His head-to-toe dark good looks attracted the attention of casting directors and there can be no doubt that his career started with a bang as one of Molly Ringwald's ardent admirers in the super popular 16 Candles (1984). He only made nine films and his last three were my favorites... the AIDS drama, Longtime Companion (1989), as Winona Ryder's boyfriend in Mermaids (1990) and as the son of a fair owner who helps Gabrielle Anwar ride horses off high dives in Wild Hearts Can't Be Broken (1991).

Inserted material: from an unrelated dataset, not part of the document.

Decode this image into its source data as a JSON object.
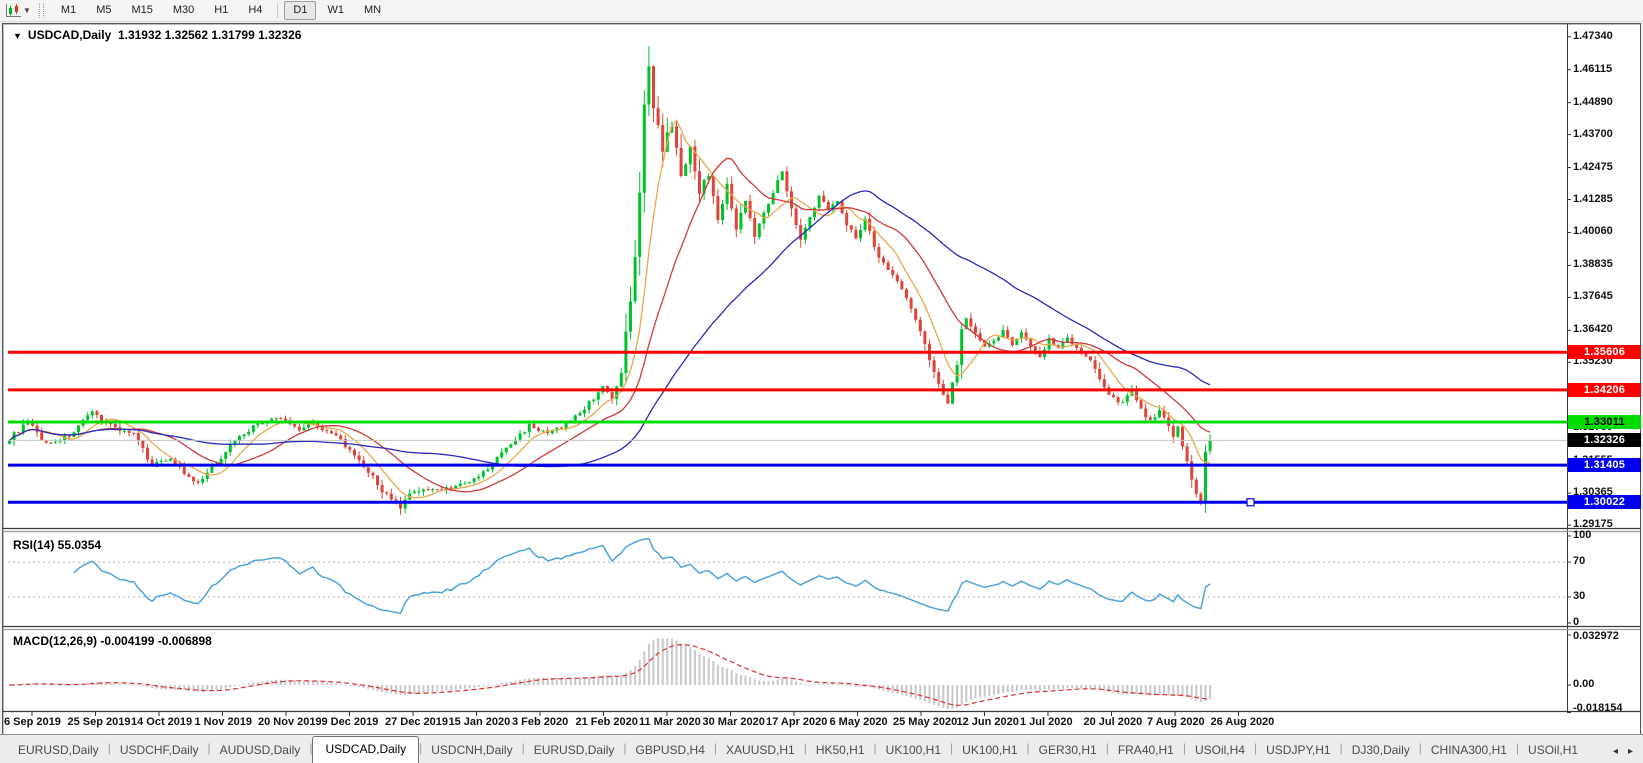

Then he elected to pack it all in. He said that he left the business because of the lack of roles (say what?) and a burgeoning family (I'll go for that) but the story has always been there that Schoeffling was simply the type who needed to work for himself. He felt he had no control in Hollywood. The burgeoning family moved to Pennsylvania where he opened a furniture-making business.
Klinton Spilsbury made just one movie. Wanna guess what it is? He captures some continued fame because he is the answer to a famous movie trivia question: who played The Lone Ranger and never made another film? The reason why that is should be worth some bonus points.
Born in Mexico and descended from Mormon settlers and later raised in Arizona, he took off for Hollywood the moment that he realized his stunning good looks would open some doors for him. It may be that he thought he would need to do little more than show up. It took eight months to cast the two leads but ultimately The Legend of the Lone Ranger would go for two unknowns in 1981.
It's been said that Spilsbury was probably feeling very insecure but it came out as arrogance and petulance. Constant media reports alleged of drinking, brawling, arguing and general uncooperativeness. He demanded that the film be shot in sequence so he could better understand his character's arc. He apparently had trouble remembering his lines, all of which were ultimately dubbed by actor James Keach because the brass was displeased with Spilsbury's line readings. The crew was known to say when he left the set... who was that masked asshole?